Incertitudes à Paris
La Seine est sous le pont Saint-Michel, limpide…
Je songe à d’autres soirs, penché sur d’autres eaux.
Au printemps de ma vie, ténébreux et morbide ;
A ce qu’il eut d’horrible ; à ce qu’il eut de beau.
Je songe à ma vallée, à ma Cité dormante,
Aux grands lacs de verdure hérissés par le vent.
Je songe à ma colline, à la houle écumante
De mon Rhône, où j’allais méditer bien souvent.
Ô Songes d’une époque étrange et maladive !
O rêves de ma vie tant de fois ressassés !
Prudence, humilité, charité excessive !
O l’orgueil de ma foi que rien a pu chasser !…
J’ai tout connu là-bas, l’hypocrisie, la haine.
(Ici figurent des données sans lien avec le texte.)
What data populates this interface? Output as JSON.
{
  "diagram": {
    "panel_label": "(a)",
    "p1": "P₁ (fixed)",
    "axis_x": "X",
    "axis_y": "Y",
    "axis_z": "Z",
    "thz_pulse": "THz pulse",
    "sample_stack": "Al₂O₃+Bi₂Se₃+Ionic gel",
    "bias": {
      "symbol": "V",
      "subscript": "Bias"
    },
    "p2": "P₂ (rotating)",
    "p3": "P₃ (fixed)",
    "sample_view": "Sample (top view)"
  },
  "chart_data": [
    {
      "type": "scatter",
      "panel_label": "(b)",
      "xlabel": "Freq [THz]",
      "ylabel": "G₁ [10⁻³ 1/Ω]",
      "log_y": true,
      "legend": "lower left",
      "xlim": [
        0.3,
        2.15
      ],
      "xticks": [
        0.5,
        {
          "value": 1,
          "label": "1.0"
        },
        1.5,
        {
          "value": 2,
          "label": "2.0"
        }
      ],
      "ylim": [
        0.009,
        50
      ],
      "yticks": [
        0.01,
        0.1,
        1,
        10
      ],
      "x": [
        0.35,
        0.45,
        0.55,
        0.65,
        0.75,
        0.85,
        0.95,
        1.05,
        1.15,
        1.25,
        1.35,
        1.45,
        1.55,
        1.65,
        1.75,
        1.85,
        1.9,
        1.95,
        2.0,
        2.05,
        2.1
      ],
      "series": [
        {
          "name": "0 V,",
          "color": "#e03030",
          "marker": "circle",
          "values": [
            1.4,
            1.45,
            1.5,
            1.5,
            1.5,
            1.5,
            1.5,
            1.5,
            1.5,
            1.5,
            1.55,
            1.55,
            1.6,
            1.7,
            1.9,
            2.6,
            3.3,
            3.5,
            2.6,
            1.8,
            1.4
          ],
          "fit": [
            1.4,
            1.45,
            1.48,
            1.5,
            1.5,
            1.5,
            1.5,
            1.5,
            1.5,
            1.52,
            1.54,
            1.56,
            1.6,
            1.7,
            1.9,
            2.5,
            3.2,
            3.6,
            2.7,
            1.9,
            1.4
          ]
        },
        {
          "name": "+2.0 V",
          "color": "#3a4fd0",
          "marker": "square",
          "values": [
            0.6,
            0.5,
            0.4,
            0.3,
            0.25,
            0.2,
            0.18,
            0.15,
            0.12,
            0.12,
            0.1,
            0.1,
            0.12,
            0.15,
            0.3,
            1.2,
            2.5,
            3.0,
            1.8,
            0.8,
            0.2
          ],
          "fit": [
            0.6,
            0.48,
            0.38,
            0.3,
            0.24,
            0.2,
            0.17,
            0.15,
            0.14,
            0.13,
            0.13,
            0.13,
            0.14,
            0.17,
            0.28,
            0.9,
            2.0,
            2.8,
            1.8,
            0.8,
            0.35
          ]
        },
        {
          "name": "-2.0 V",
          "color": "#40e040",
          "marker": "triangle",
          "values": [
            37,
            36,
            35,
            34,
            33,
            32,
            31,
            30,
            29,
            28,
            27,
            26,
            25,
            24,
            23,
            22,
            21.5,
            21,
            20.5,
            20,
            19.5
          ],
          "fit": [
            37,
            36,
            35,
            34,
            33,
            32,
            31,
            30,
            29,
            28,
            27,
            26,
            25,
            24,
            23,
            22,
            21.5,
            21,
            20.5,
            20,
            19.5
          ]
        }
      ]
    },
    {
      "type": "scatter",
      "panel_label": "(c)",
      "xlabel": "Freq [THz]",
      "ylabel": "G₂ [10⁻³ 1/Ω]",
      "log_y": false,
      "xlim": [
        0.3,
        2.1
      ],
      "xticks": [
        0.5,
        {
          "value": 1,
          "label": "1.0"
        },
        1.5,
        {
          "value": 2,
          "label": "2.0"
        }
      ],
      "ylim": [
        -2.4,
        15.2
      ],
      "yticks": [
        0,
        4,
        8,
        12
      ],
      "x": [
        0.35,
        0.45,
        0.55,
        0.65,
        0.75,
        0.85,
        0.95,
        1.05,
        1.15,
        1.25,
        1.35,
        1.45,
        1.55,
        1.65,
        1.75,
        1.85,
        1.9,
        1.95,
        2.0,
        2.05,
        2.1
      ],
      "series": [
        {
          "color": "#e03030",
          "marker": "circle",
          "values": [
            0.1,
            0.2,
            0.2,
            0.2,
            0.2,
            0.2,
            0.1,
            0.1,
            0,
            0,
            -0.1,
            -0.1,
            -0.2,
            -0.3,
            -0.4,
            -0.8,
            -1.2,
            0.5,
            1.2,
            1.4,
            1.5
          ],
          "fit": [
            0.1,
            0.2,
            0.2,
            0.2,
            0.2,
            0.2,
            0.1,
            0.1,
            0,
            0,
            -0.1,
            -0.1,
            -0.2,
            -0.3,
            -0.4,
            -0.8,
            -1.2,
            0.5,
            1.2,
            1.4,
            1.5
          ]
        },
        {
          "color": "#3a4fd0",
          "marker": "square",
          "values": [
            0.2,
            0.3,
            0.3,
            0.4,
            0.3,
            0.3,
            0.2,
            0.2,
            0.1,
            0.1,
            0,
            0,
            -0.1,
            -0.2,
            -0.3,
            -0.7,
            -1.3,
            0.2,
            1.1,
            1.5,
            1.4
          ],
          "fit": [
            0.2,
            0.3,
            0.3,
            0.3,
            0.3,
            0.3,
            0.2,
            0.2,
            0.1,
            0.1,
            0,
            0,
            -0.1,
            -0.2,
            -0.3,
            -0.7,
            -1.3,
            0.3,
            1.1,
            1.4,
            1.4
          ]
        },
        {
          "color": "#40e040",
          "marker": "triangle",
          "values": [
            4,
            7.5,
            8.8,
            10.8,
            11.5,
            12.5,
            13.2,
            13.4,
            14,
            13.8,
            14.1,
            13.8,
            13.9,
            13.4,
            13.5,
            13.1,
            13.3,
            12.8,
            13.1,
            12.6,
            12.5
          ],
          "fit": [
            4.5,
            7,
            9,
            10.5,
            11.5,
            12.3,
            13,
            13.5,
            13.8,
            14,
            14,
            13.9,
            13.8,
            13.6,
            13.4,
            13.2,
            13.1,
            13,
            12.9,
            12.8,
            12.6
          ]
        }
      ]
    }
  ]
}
J’ai tout vu, tout senti, calme et le front serein.
Et j’ai connu l’amour, et j’ai brisé ses chaînes,
Pour venir en ces lieux gagner mes lendemains.
Impasse de Paris ! Mordante incertitude
D’un millier d’audacieux servant d’âpres desseins…
Millier d’êtres traqués par une solitude
Plus dure que l’ennui, ou la honte, ou la faim.
Je suis seul à Paris, dans l’ordre et le silence.
Or, qui sait si jamais, avant que d’en jouir,
Les fruits dont j’ai porté si longtemps la semence,
En ce sol délavé sauront s’épanouir ?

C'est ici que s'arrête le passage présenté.